Cram was born in Gisborne, and attended Mangapapa Primary School, Ilminster Intermediate and Lytton High School. She is of Māori descent, and affiliates to Ngāti Pāhauwera. Cram completed a Bachelor of Arts, a Post-Graduate Diploma in Psychology and a PhD at the University of Otago in social and developmental psychology.

== Research career ==
Cram joined the faculty of the University of Auckland in 1990 as a lecturer in the Department of Psychology, and from 1998 until 2003 she was director of the university's International Research Institute for Māori and Indigenous Education. Cram also held a position as a visiting research fellow at the Otago School of Medicine in Wellington, at the Eru Pomare Māori Health Research Centre. In 2003 Cram set up Katoa Limited, which conducts Kaupapa Māori research, evaluation and training. Her research interests include Māori justice, education and health, Māori and science, and Māori language.
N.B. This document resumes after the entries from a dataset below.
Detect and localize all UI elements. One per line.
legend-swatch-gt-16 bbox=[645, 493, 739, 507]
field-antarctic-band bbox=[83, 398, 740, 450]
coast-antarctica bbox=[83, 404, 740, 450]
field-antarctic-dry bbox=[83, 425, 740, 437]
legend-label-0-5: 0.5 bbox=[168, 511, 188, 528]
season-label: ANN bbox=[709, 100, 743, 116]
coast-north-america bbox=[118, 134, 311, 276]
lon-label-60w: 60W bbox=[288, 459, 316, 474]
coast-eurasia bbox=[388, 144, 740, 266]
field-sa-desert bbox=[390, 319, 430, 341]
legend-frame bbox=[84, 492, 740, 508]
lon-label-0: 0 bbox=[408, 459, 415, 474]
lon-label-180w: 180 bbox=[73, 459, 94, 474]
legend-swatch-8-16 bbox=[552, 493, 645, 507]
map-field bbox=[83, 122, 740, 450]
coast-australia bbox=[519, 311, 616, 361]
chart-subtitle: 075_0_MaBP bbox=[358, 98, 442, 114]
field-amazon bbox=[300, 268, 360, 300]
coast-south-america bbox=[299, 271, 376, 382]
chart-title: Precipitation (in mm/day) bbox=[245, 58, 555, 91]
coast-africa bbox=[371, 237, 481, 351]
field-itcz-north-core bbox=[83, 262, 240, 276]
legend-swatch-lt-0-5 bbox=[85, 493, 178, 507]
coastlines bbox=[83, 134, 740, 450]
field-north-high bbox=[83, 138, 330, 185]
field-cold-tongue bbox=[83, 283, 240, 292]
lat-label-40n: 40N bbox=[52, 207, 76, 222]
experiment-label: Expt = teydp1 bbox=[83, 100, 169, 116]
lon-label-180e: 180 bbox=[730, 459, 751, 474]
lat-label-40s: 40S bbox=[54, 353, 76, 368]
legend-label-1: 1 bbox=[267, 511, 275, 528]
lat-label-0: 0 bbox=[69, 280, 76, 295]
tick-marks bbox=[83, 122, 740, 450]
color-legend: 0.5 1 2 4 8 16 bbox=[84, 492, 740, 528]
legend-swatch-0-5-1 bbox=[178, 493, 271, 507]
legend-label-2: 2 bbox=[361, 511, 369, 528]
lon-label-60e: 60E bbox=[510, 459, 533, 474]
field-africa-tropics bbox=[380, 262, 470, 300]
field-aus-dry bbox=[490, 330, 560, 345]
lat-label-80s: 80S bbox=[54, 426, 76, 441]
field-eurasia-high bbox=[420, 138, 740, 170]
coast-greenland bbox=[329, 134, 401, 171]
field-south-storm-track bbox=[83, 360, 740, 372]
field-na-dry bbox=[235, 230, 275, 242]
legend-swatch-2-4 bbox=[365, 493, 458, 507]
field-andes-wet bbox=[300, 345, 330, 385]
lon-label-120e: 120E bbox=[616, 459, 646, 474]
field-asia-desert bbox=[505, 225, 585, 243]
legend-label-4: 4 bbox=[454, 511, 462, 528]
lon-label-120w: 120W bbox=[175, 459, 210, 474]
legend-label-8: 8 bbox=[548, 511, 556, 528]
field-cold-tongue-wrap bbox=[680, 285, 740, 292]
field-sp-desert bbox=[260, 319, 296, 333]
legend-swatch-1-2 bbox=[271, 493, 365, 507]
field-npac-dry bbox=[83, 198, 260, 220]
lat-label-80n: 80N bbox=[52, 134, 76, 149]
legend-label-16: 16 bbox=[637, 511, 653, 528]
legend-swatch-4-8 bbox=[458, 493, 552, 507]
Cram's notable students include Leonie Pihama and Sue Crengle.

Cram has been on the board of the Health Research Council, as well as sitting on a number of committees, including the Māori Health Research Committee and the Public Health Research Committee. She has served as the editor in chief of the journal Evaluation Matters - He Take To Te Aromatawai, published by the New Zealand Association for Educational Research. As of 2023 she is the chair of Te Tāhū Hauora (the Health Quality and Safety Commission)'s Family Violence Death Review Committee. In 2023 the committee released their eighth report, which recommended a new system be set up to better support child survivors of family violence resulting in death.

==Honours and awards==
In the 2019 Queen's Birthday Honours, Cram was appointed a Member of the Order of New Zealand, for services to Māori health and education. She has been named as one of 100 Māori leaders recognised 'for their contributions, service, vision, dedication and expertise towards constructive change and improvement to Māori health'.